Snoring/Sleep Apnea

People with obstructive sleep apnea (OSA) have disrupted sleep and low blood oxygen levels. When obstructive sleep apnea occurs, the tongue is sucked against the back of the throat. This blocks the upper airway and airflow stops. When the oxygen level in the brain becomes low enough, the sleeper partially awakens, the obstruction in the throat clears, and the flow of air starts again, usually with a loud gasp.

Repeated cycles of decreased oxygenation lead to very serious cardiovascular problems. Additionally, these individuals suffer from excessive daytime sleepiness, depression, and loss of concentration.

Some patients have obstructions that are less severe called Upper Airway Resistance Syndrome (UARS). In either case, the individuals suffer many of the same symptoms.

The first step in treatment resides in recognition of the symptoms and seeking appropriate consultation. Dr. Maher will offer consultation and treatment options.

In addition to a detailed history,  Dr. Maher will assess the anatomic relationships in the maxillofacial region.  To confirm the amount of cardiovascular compromise and decreased oxygenation levels, a sleep study may be recommended to monitor an individual overnight.

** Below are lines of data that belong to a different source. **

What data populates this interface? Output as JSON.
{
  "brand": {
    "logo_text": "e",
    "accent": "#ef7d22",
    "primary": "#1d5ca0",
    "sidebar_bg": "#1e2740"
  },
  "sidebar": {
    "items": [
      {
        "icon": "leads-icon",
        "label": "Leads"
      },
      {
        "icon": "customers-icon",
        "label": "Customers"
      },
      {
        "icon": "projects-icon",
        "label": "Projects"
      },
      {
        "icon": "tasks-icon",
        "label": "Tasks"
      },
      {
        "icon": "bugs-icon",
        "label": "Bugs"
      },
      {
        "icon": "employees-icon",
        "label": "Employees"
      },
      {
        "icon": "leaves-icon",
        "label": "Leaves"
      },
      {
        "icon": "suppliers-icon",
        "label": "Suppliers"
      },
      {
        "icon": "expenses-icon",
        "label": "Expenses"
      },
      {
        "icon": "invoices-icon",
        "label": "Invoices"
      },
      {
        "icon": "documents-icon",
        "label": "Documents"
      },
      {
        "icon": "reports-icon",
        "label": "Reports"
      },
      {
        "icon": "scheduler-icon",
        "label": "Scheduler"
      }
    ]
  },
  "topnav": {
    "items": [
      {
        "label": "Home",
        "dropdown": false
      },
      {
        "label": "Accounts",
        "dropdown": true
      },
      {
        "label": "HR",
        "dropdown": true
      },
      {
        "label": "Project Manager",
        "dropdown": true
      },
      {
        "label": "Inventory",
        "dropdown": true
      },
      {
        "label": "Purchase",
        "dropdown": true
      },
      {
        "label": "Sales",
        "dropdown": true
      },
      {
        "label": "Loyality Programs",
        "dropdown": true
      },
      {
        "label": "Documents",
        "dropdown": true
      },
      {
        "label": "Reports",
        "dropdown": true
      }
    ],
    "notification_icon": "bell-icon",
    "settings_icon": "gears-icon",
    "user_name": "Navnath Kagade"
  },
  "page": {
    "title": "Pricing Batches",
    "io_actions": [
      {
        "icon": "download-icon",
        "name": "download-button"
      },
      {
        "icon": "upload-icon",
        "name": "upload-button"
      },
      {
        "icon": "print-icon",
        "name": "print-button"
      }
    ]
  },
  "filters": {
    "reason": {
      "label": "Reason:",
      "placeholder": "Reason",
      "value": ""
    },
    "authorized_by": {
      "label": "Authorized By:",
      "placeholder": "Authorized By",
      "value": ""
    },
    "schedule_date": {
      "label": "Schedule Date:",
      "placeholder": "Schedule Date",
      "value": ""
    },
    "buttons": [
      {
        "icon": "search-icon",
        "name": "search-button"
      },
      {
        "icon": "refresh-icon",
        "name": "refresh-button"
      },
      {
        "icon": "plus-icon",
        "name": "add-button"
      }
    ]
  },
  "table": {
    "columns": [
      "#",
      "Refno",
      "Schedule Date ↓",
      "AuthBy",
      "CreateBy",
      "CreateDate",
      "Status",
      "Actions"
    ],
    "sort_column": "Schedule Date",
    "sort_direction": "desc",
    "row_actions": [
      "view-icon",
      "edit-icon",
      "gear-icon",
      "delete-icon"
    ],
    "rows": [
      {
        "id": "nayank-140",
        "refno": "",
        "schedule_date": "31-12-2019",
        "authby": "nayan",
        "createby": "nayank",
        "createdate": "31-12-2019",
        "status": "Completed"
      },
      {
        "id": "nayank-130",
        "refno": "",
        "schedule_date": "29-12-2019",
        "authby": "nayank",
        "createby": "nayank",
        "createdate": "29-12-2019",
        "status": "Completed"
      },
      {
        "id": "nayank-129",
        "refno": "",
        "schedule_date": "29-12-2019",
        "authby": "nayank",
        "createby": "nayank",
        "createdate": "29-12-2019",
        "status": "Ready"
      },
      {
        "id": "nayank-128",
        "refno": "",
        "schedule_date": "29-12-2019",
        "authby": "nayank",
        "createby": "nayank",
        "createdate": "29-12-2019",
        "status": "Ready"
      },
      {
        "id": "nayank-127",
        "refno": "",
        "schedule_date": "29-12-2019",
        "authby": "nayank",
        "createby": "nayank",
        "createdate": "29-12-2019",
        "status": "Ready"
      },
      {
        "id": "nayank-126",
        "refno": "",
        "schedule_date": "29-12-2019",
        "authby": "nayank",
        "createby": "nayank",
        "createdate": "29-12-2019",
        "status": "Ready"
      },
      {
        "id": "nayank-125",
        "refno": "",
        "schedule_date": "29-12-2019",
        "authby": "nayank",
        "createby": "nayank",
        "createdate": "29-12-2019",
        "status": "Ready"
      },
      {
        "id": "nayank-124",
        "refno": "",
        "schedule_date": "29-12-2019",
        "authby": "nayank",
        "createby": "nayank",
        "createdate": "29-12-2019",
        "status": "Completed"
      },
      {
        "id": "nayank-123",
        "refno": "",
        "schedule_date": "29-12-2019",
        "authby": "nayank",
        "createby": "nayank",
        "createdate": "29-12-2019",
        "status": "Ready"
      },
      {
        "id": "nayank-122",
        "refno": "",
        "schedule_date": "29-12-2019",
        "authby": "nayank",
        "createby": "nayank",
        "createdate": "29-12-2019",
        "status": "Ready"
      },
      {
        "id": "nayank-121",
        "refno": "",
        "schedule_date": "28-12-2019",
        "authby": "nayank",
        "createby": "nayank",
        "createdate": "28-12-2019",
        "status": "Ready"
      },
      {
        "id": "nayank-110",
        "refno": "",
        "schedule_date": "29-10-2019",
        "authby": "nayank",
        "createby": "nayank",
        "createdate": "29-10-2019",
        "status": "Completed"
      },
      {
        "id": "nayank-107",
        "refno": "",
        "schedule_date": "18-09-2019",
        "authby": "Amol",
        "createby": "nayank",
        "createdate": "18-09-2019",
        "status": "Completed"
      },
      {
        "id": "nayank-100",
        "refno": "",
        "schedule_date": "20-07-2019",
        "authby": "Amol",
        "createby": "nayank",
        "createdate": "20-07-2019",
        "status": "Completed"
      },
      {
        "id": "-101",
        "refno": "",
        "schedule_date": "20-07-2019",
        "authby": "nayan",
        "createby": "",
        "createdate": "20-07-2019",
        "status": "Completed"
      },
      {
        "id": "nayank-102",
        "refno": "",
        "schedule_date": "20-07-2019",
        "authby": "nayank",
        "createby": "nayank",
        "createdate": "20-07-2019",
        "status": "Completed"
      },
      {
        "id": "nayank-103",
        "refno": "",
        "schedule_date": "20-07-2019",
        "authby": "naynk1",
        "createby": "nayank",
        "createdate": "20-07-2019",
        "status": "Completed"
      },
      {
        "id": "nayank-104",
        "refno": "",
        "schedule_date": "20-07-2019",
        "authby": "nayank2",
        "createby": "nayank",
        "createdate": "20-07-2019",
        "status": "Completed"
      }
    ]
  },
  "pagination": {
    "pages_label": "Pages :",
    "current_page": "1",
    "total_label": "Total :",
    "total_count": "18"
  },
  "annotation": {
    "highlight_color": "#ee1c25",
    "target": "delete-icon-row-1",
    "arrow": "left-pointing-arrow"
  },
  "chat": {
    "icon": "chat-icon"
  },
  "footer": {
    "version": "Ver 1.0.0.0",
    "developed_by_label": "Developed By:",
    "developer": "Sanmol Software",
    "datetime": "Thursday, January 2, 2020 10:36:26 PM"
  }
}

There are several treatment options available. An initial treatment recommended by your physician may consist of using a nasal CPAP machine that delivers pressurized oxygen through a nasal mask to limit obstruction at night.   A second option for mild to moderate sleep apnea may be an oral appliance called SomnoDent.


A SomnoDent is a custom-made oral appliance that is worn during sleep to help  provide Continuous Open Airway Therapy (COAT) by moving the lower jaw slightly forward.  This appliance is made for patients that have already been diagnosed with mild to moderate sleep apnea and are unable to tolerate a CPAP machine.

OSA is a very serious condition that needs careful attention and treatment. Most major medical plans offer coverage for diagnosis and treatment.